"Yes, James Jeffries! What do you think of that? They're going to start on their own, in no end of a swell way, and Miriam's going over with them. It's Mr. Pepper's doing, of course, and as Mr. Pepper isn't exactly a nobody even where he is, you may bet your boots he won't change for the worse! Oh, James Jeffries knows the kind of person to hang on to! He's to be a partner, if you please, as good as Mr. Pepper himself; how's that for greasing in? Friends of the mammon of unrighteousness, I don't think!"

Kitty had this way now of speaking of her former fiancé. Sometimes she so extended his name that it became "Mister James Herbert Jeffries." And however Jim now "got on," his advancement would still be, to Kitty, a magnification of her own superiority in those days when she had had a pound a week and he nothing. She began to take out hairpins and went on.

"Oh dear, I wish my brushes were here!" (Louie fetched them.) "What was I saying? Oh yes, about Miriam. She's to have an office to herself, perhaps, or at any rate she's not going to sit with the other girls; and when I tell you it's in Pall Mall, you can judge for yourself—not just a couple of offices rented, but a whole building—what ho! The stone that the builders rejected if you like! And she'll have her own extending-bracket telephone, the very latest, and arms to her chair to put her elbows on, not like the typists! And Mr. Pepper's most friendly with her—she takes down his conversations with no end of swells! And I say, Evie Jeffries won't be half set up over it all, oh no! Even his office—James Herbert's, Miriam says—is going to be perfectly scrumptious!"

Her head was on one side; her short hair, as she brushed it, hardly reached farther than the sharp point of her shoulder; and Louie was thinking of that spurious engagement again. And suddenly—this had happened before, but never before with so keen a stab—the thought set her raging.... She herself had been so near!... Her elbow caught her cup of cocoa; it spilt, and ran in a little stream from the corner of the mantelpiece.... So near! And once again she cried to herself that she would have known how to keep him, Roy or no Roy!... Kitty? What could his courtship of Kitty and her bones have been? She would have shown him the difference! To have been so near and then—Mortlake Road, Putney!

Suddenly there seemed to her to be a great deal to be said for conventional morality after all.

For a moment her heart was full of hate—hate of Kitty, hate of Evie Jeffries, hate of Roy, hate of herself. To have been so near!

But the sharpness of it died down to a sullen ache. In his affairs he seemed to be going up, up; she had always known he would; and less than ever might she expect to hear from him now. And he would take his common little wife up with him. He might go anywhere, meet anybody; but sourly she wondered what sort of a figure he supposed his Evie would cut up there—would have cut at Trant or Mallard Bois? Oh, Louie would dearly have liked to see her there, to have pointed to her, and to have told Jim to his face that whatever ability he might have seemed to be yoked with an unimaginable stupidity, since he had not known instantly the one woman for him.

Well, there was simply no accounting for these things.

But if he was going up, Louie did not very much like the channel by which she had received the information. She had known that Kitty saw Miriam Levey; now she seemed to hear her thick voice again, "I vill find out!" She was aware, too, that there was little love lost between Miriam Levey and herself. She herself had encouraged Kitty in her present attitude of "Mister Jeffries," but it only needed the Jewess to propose the contrary attitude and in all probability there would be a struggle between them for the possession of Kitty. She detested Kitty; yet in order that Evie Jeffries might make an exhibition of herself among the people whose equal Louie was, Louie had to put up with her, bones and chilblains and all! Much he left her, didn't he? Good gracious, yes! And it was about time he was told that flesh and blood women weren't made like that!
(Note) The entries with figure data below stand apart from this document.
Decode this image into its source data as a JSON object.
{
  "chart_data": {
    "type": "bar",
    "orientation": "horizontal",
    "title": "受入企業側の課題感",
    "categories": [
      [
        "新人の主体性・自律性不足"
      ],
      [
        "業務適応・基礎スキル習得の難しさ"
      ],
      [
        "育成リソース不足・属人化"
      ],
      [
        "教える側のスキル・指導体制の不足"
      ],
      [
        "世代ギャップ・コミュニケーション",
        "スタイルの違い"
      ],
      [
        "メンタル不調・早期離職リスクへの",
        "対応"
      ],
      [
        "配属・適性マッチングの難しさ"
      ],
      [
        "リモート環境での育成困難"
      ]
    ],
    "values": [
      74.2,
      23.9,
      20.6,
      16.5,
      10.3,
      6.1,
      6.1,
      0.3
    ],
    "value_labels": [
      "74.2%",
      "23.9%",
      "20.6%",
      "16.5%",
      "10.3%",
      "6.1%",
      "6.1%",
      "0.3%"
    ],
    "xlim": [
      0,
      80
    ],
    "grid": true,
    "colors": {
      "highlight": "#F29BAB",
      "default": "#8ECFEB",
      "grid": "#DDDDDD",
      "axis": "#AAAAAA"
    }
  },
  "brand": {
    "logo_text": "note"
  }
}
Kitty, remarking that it was a shame to leave the now glowing fire, had passed out of the room for a minute; she now returned, in her slippers and nightgown. Her feet, she said, were still cold with waiting on the pavement; she would say her prayers with them turned to the fire. She knelt by a wicker chair, and set the red slippers on the low kerb, their worn soles to the fire. Louie, still from the end of the mantelpiece, watched her. At a slight sound she made Kitty turned her head for a moment; then she put it on the cushion of the chair again.